Y'all ever get so excited about a scientific paper you're reading that you get chills???
So I thought to myself
Huh, a lot of our invasive species come from China and Japan
And then I thought, huh, I should look up what Kudzu is like in its natural habitat
And I found this article by a team of scientists investigating the history of Kudzu in China
And ohhhhh my goddddd. I'm vibrating with excitement over how cool this is.
The first bombshell that turned my brain inside out:
KUDZU IS NOT WILD. IT IS SEMI-DOMESTICATED.
In China, Kudzu has been a fundamentally important plant for food and textiles throughout history. We have Kudzu cloth that is 6,000 years old!

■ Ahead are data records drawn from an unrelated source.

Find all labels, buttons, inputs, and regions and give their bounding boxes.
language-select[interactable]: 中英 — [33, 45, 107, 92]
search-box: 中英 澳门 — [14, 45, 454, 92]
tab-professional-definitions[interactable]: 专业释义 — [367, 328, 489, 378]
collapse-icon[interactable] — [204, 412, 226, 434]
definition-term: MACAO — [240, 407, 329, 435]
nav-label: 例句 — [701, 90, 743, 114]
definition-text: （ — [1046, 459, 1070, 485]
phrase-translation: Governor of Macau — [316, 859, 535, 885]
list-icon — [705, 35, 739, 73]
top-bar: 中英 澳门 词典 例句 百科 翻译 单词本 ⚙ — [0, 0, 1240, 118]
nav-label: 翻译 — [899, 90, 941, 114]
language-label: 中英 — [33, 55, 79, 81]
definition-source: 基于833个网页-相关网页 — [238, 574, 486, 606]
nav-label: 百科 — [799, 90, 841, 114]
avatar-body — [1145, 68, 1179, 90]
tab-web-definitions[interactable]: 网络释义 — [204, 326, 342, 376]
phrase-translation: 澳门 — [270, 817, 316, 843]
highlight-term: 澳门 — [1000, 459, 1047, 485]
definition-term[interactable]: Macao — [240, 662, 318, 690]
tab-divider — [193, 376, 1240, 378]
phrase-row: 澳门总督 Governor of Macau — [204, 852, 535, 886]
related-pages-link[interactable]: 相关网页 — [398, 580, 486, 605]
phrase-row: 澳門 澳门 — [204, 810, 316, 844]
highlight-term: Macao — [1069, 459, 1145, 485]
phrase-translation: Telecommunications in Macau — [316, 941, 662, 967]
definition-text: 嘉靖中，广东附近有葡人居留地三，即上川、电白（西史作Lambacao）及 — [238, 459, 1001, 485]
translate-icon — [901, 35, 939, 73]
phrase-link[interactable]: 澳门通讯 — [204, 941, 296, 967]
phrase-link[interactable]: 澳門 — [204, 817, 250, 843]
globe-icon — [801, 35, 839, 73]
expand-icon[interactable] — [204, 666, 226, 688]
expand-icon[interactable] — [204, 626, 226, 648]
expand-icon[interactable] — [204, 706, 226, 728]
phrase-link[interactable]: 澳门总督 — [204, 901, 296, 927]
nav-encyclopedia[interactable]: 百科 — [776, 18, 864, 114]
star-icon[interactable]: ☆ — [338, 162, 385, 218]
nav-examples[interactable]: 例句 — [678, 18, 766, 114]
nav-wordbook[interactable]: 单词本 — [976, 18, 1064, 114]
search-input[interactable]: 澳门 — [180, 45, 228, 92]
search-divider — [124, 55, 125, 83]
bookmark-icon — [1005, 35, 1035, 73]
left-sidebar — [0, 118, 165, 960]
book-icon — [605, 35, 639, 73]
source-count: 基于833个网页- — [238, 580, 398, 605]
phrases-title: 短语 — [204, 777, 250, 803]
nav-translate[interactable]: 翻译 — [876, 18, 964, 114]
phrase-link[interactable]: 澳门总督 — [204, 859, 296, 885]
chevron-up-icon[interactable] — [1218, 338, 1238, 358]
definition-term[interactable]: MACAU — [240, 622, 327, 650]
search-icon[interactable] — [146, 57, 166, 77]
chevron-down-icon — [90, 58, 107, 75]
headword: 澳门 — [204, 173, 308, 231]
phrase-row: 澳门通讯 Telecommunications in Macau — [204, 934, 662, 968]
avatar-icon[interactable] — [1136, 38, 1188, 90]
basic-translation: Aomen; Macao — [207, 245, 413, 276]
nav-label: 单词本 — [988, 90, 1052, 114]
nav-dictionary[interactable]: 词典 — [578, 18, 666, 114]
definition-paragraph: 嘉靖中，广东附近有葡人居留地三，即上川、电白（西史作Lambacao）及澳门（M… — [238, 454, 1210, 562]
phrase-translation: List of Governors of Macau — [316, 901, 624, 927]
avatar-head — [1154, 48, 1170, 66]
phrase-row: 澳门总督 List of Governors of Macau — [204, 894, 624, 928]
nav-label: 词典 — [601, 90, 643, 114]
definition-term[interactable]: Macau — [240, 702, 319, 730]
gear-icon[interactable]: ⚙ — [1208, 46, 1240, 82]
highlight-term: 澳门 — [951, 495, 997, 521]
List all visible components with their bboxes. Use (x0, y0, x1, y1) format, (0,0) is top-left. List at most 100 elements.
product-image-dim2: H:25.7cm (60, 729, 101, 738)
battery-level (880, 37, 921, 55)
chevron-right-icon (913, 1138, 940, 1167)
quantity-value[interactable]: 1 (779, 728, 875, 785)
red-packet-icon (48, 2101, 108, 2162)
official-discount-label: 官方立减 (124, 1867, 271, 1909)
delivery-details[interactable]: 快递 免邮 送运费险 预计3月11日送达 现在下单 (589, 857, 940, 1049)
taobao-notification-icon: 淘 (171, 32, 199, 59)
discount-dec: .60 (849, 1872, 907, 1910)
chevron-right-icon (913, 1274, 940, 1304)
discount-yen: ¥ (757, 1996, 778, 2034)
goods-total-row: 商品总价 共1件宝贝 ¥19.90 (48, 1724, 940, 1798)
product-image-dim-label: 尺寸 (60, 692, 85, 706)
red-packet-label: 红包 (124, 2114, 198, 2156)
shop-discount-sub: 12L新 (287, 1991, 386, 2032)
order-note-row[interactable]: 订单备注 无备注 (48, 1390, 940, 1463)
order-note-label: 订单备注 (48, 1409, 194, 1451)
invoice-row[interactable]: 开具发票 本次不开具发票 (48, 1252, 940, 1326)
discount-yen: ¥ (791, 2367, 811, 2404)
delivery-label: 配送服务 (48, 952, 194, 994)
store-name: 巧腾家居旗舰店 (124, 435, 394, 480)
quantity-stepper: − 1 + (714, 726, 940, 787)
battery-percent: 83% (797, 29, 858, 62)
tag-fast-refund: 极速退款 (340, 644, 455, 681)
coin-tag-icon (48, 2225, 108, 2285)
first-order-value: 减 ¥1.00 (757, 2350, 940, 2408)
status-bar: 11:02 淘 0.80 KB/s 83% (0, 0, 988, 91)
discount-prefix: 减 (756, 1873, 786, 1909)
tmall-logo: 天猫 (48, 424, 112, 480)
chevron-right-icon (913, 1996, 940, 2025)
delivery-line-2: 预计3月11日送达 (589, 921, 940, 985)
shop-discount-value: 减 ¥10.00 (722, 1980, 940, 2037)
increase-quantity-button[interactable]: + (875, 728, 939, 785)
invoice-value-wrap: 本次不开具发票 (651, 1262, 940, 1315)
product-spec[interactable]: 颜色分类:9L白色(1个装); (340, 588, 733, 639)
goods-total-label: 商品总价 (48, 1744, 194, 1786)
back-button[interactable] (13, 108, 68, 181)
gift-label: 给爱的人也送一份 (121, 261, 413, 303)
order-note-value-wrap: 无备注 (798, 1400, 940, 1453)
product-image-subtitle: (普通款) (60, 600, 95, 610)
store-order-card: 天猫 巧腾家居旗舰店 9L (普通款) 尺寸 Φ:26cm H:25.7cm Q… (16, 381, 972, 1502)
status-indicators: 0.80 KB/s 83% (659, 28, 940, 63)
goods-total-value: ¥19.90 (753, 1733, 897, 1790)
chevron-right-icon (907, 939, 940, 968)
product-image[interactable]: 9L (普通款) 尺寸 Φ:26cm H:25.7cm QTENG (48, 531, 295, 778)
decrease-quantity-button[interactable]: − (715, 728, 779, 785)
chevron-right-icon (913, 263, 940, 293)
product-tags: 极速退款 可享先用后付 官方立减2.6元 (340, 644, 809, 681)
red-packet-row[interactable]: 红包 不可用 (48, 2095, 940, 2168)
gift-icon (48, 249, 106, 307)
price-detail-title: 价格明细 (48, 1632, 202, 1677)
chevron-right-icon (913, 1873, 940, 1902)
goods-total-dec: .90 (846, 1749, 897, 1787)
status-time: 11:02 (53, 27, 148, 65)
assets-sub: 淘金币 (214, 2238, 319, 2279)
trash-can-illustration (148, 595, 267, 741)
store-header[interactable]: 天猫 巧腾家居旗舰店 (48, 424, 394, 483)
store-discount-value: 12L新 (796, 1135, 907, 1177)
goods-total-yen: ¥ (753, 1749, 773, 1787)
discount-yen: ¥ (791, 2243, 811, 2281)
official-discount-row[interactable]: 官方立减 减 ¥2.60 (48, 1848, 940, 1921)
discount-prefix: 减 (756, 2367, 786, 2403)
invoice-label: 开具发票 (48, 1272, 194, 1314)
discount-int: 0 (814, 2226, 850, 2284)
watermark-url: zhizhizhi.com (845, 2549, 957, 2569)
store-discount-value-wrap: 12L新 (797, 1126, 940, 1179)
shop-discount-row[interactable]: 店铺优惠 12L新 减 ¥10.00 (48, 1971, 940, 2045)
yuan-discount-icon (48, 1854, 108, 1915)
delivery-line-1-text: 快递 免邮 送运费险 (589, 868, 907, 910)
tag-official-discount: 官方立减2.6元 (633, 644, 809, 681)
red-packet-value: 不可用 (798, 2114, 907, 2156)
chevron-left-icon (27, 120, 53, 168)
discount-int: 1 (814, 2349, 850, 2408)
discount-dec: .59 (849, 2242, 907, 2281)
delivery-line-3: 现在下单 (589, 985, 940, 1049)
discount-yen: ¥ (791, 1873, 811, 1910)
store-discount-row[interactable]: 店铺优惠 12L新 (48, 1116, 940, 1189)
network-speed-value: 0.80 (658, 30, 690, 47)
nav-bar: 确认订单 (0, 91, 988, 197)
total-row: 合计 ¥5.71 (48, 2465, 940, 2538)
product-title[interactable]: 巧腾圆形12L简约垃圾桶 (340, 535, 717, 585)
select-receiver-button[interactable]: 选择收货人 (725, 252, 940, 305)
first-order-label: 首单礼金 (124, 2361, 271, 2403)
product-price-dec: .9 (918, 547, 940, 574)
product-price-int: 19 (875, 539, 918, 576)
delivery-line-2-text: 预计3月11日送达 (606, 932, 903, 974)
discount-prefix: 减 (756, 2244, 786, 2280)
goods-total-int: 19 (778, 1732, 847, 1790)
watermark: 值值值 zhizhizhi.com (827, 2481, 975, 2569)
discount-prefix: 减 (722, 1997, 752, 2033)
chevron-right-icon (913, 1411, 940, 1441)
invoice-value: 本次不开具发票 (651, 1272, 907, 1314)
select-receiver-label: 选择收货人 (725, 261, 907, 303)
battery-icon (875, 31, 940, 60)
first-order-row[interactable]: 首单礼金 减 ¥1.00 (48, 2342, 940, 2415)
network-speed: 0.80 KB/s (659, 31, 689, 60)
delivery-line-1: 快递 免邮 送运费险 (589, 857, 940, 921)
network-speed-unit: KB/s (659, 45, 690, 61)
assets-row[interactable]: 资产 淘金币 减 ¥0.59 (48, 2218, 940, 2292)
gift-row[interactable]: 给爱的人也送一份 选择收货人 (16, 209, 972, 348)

THIS PLANT CLOTHED AND FED ONE OF THE MOST POPULOUS AND MOST ENDURING HUMAN CULTURES ON EARTH
and in turn
HUMANS SHAPED AND SELECTED FOR ITS TRAITS
*AND*
in its natural range, humans are the main "predator" of kudzu
"Harvest by humans appears to be the major control mechanism in its native areas."
Kudzu is like that because it co-evolved with humans.
WHAT
YALL
This means
That Kudzu is so highly invasive because—just like most plants evolved to be grazed by herbivores and/or eaten by caterpillars, keeping them in balance with everything else—Kudzu basically evolved to be harvested by humans
The other half of the ecological partnership that keeps Kudzu in balance with everything else isn't a caterpillar or a hoofed beast. It's us.